I am a teacher at GidGalang Kuuyas Naay Secondary in Haida Gwaii.
I teach English, digital literacy, and other subjects at GidGalang Kuuyas Naay Secondary in Queen Charlotte. Located off the coast of northern British Columbia – and within the traditional and unceded territory of the Haida – GidGalang Kuuyas Naay’s 140 students live in the communities of Sandspit, Queen Charlotte, Skidegate, Tlell, and Port Clements. Its staff includes three education assistants, one First Nations Resource Worker, two custodians, two clerical staff, thirteen teachers, and a principal. I am a member of the Haida Gwaii Teachers’ Association and serve on its Executive as Social Justice Chair.
More than half of the school’s students are Haida or are indigenous to other Coastal, Northern, or other First Nations, or are Métis. Our student population is diverse and also includes new Canadians, newcomers to Haida Gwaii from other parts of British Columbia and Canada, and children whose non-Indigenous families have lived in Haida Gwaii for several generations.
In addition to teaching English, digital literacy, and other subjects, I am an advisor of the Student Council, Drama Club, Outdoor Club, Journalism Club, and Boy’s Soccer Team. These clubs and team are possible because of family and community volunteers who help mentor students, coach players, and support extracurricular activities at the high school in other ways.
Before teaching, I worked as a community organizer. This included work with the poor people’s movement to end poverty, a network of grassroots organizations throughout the United States that worked to develop leadership capacity and build political power. I worked with the United Workers Association in Baltimore and the Child Care Equity Campaign at UBC in Vancouver. I also worked with early childhood educators to help empower young children through the Liberation Learning Project in Vancouver.
I was born in Ellensburg, Washington – in the traditional territory of the Kittitas, now part of the Yakama Nation. In 1855 this land was reluctantly ceded by treaty to the United States – at the conclusion of the Yakima War between the United States and several First Nations. Prior to this, the land had been claimed by the Spanish Empire, Great Britain (as part of British North America), and the United States. Just fifty years earlier, Lewis and Clark first made overland contact with the Sahaptian-speaking people of this region.
I am descendent to several waves of European immigrants to the United States, including great grandparents from Hungary and Ireland. My last name was originally Kertész – a Hungarian surname meaning gardener. I am also related to immigrants who originally lived in Germany, England, and other parts of Europe.
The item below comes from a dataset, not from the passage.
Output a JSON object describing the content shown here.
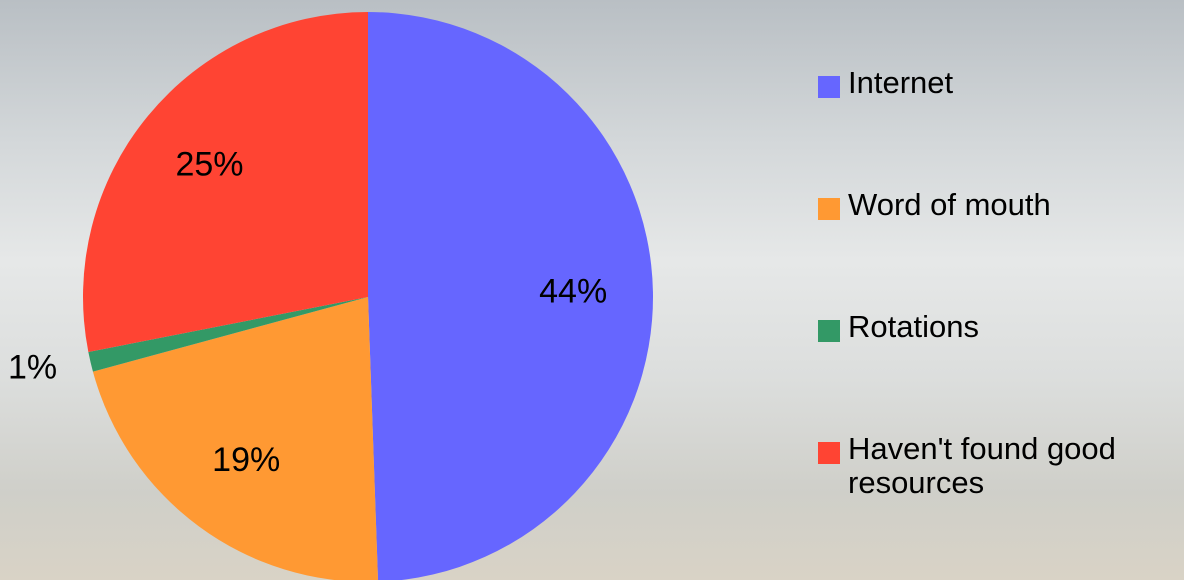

This part of my family settled first in the Midwest and moved West by way of Kansas – finally settling in Wenatchee, Washington. My other family surnames are English and German in origin.
I am told that I am descendent to several lines of rustlers, gamblers, and bootleggers. The Second World War helped put an end to all this. My grandmothers were both nurses. My grandfathers were a government accountant and a radar operator (in the war) and factory foreman (after). I am the first generation, of three, to not serve in the United States military during a war.
I still practice much of the Irish Catholicism passed down from my paternal grandmother Mary, although I now attend the Anglican Church. This is because the position of the Roman Catholic hierarchy on women in the priesthood, gender equality, and sexual orientation is incompatible with my belief in a just God. This belief was central to my work as a community organizer with the poor people’s movement to end poverty, the labour movement, and in support of war resistance. My faith remains grounded in the Gospel, Catholic social teaching, and liberation theology.
My step-father Dean Smith died in 2012 from exposure to Agent Orange herbicide when he was a helicopter pilot for the United States during the Vietnam War. He suffered for many years from complications due to this exposure. Many Vietnamese suffered from the war as well, including from Agent Orange exposure and from the United States policy of forced urbanization (by destroying forest and farm lands to move people into the cities). My uncle John Wyatt also died from injuries sustained during the Vietnam War, suffering for many years from exposure to Agent Orange and other combat injuries.
I live in Queen Charlotte. I have also lived in Cheney, Bremerton, Olympia, Seattle, Baltimore, Toronto, and Vancouver (or in the traditional territories of the Spokane, Suquamish, Duwamish, Nisqually, Squaxin, Piscataway, Anishnabe, and Musqueam).
My husband Ron Braun and I moved to Canada in 2007 and I became a Canadian citizen in 2014. I left the United States largely in response to George W. Bush’s illegal invasion of Iraq and the subsequent torturing of Iraqis during the occupation that followed. We also moved because our marriage, at the time, would be legally recognized here – but not in the United States.
I am a dual Canadian-American citizen.